India's top multiplex chain PVR Inox said on May 14 that its net loss narrowed to Rs 130 crore for the March quarter from a loss of Rs 333 crore in the year-ago period. However, the company is back in red after two quarters due to failure of big budget Bollywood films at the box office.
Analysts had pegged the company's Q4 loss at Rs 118 crore.
FY24 had started on a slow note for PVR Inox, which reported a net loss of Rs 44.1 crore in the first quarter due to below-average performance of Hindi films, a slow recovery in footfalls and cinema advertising revenue had also affected its numbers.
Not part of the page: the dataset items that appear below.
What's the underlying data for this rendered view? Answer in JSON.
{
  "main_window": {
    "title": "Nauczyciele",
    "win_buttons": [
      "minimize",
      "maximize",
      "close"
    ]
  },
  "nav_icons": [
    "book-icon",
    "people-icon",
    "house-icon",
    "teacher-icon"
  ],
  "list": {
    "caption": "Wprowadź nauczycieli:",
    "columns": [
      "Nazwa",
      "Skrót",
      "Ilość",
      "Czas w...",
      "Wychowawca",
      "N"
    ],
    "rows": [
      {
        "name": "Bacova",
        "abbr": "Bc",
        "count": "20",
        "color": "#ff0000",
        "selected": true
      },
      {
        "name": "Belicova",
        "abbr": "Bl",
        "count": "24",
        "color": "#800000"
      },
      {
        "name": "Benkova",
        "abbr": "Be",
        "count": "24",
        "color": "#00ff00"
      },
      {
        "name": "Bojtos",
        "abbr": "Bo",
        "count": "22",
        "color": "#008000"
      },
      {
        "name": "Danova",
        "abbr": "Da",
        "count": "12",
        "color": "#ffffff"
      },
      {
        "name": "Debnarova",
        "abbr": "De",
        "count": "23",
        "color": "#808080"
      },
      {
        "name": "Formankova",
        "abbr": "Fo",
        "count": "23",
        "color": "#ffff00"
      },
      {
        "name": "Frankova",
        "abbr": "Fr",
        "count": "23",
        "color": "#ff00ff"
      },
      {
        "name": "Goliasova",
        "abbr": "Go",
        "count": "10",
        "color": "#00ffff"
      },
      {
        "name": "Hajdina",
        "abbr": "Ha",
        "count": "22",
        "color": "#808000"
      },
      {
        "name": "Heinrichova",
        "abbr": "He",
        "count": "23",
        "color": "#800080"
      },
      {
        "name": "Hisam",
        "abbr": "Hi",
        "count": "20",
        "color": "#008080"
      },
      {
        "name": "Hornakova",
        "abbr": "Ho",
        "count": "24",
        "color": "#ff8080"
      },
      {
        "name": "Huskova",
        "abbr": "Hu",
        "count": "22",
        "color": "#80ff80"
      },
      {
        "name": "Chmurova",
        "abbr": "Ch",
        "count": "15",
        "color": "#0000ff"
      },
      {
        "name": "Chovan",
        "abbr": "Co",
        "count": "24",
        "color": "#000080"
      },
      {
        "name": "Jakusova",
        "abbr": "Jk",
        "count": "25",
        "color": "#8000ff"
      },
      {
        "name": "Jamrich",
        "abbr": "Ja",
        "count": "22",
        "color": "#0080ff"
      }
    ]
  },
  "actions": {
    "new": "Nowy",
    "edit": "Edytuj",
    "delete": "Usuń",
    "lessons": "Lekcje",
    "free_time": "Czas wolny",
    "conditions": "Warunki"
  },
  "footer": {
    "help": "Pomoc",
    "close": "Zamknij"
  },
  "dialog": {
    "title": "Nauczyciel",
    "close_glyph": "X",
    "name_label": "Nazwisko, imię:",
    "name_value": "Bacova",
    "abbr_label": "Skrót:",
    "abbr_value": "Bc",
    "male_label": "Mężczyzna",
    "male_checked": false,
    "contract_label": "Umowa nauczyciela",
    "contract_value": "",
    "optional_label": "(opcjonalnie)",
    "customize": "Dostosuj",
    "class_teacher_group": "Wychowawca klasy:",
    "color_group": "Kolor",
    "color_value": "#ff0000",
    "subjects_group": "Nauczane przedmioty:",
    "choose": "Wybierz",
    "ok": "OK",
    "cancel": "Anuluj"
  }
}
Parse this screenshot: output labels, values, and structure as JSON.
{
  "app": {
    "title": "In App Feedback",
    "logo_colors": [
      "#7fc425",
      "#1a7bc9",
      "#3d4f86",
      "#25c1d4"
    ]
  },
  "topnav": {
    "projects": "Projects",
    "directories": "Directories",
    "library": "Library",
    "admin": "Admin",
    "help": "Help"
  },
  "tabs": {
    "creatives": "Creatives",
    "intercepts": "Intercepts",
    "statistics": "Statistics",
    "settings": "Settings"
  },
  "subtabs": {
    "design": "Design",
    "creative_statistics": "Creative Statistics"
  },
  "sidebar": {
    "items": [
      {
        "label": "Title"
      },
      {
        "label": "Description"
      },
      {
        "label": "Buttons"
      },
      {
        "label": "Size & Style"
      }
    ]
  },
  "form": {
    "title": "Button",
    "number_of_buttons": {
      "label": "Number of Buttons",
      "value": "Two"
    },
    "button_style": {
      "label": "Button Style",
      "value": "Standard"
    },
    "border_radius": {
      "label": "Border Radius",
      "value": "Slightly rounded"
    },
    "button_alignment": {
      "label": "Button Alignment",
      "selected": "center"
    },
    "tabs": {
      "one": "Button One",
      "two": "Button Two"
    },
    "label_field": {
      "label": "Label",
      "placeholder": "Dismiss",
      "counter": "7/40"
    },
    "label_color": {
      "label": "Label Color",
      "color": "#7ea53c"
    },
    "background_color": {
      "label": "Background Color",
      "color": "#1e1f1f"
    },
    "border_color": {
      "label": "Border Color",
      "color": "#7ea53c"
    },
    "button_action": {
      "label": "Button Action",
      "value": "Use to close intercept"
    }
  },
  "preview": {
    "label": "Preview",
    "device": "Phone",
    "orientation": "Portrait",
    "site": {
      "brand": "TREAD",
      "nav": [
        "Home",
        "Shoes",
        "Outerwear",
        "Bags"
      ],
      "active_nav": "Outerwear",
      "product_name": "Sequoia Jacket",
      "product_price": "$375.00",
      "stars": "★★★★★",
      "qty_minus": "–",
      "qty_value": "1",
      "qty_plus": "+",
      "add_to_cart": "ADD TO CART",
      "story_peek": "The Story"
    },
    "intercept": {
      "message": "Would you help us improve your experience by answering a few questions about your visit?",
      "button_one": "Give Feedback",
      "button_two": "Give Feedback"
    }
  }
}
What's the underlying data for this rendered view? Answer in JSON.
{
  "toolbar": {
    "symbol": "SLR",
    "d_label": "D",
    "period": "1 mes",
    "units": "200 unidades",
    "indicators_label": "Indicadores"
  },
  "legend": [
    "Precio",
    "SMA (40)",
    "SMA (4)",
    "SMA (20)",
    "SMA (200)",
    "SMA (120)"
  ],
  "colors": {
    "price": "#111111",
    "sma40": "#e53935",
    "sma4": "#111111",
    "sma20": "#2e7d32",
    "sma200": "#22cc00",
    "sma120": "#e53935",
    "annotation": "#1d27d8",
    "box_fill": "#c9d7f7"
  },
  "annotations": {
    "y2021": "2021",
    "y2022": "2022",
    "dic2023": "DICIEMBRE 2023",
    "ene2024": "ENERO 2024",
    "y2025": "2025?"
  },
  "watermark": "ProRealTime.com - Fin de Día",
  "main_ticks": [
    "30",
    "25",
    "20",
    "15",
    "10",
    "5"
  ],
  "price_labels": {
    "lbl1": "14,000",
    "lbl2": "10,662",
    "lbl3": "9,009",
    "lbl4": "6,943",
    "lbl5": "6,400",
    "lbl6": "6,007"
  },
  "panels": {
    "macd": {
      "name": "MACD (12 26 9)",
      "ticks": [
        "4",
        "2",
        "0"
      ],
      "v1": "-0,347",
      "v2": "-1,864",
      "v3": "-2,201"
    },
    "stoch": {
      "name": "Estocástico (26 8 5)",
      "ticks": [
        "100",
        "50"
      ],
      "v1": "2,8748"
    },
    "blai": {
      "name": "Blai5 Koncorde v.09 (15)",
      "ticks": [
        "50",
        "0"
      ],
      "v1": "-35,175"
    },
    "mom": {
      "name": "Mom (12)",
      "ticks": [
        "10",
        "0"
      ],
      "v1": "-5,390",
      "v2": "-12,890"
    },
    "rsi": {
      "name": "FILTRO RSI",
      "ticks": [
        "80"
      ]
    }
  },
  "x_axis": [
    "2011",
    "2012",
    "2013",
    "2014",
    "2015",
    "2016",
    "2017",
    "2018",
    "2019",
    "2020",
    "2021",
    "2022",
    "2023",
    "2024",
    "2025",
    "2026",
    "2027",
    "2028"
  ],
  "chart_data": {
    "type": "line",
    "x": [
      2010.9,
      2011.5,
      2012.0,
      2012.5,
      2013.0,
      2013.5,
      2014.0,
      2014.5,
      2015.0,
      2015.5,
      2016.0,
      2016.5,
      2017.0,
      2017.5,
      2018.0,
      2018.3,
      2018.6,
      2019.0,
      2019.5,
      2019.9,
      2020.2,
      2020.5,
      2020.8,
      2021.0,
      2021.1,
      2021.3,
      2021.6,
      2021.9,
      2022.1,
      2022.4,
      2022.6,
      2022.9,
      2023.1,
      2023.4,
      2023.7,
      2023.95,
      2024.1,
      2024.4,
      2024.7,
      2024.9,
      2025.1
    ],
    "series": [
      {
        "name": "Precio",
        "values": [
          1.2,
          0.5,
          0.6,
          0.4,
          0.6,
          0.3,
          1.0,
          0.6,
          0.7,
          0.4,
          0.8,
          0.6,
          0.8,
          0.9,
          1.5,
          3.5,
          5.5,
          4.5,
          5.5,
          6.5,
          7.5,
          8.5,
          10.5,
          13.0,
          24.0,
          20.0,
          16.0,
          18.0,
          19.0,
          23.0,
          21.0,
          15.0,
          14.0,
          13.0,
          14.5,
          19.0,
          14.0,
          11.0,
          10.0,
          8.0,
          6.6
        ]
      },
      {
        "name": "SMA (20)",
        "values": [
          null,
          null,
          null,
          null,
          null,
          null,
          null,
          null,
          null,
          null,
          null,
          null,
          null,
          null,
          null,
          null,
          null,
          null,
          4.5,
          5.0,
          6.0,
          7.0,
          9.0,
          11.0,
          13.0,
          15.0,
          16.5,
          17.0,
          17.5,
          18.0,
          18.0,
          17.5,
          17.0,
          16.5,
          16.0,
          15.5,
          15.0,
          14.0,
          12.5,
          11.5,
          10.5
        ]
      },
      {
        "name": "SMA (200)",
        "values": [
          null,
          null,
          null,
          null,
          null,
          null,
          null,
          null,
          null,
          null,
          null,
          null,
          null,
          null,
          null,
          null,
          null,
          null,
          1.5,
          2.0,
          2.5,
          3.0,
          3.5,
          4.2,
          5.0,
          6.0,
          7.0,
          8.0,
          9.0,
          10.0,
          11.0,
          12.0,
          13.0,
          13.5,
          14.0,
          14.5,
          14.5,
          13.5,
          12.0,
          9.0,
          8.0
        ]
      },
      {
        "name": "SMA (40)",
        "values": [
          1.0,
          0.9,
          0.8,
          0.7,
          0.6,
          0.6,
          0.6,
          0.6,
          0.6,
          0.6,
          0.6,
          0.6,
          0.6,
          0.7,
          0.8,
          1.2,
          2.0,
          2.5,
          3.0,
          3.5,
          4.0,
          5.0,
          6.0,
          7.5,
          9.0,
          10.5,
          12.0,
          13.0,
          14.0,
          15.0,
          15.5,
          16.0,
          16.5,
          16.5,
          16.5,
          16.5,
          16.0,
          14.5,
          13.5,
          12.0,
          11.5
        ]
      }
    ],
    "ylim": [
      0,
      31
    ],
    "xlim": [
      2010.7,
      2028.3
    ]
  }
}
Tables turned with the multiplex chain reporting a blockbuster Q2 with movies like Shah Rukh Khan's Jawan and Sunny Deol's Gadar 2. But the momentum did not continue and the sluggishness in Q3, when net profit declined 20 percent to Rs 12.8 crore because of fewer hits and a drop in theatrical box office revenue, continued in the March quarter. Big movies like Hrithik Roshan- and Deepika Padukone-starrer Fighter failed to impress the audience. The film, which was expected to earn Rs 300 crore, could only make Rs 200 crore, not even enough to meet its Rs 250-crore budget.
The company's revenue from operations came in at Rs 1,256.4 crore, up 10 percent at Rs 1,143.2 crore from the previous year. It had reported revenue from operations at Rs 1,545.9 crore in the third quarter. Analysts expected a 22 percent quarter-on-quarter decline in revenue due to below-par performance of movies.
Average ticket price of movies in PVR Inox fell to Rs 233 Q4 FY24 from Rs 239 during the same period a year ago. However, ATP was Rs 271 in Q3.
Shares of PVR Inox traded at Rs 1,299, down 1.2 percent at 14:55 PM on the National Stock Exchange on May 14.
PVR Inox has identified four key strategic priorities for business which will act as guiding posts for growth strategy from a medium- to long-term perspective, the company said in a release.
It will focus on improving the profitability of the existing circuit through revenue enhancement by driving box office initiatives like Movie Passport, Cinema lovers day, screening of alternate content like film festivals, live concerts, key sporting and other events.
Next focus will be on reducing costs by renegotiating rentals for operational cinemas, shutting down underperforming cinemas, reducing overhead costs and having a leaner organizational structure.
It will also adopt a ‘Capital Light’ model wherein it will look to reduce annual capital expenditure by exploring alternate models like FOCO (Franchisee owned, Company operated), partnering with developers for jointly investing in new screen capex.
The company's fourth priority is to become net debt free over the next few years. In this context, it is also evaluating monetization of real estate assets owned by the company and using the proceeds to reduce leverage.
"The key strategic priorities as envisaged above, should help the company in charting a new, less capital intensive and incrementally profitable growth path. Our endeavour is to redefine our growth strategy, focus on fixed cost reduction thus improving profitability resulting in enhanced return on capital and free cash flow generation,” said Ajay Bijli, Managing Director, PVR Inox Ltd.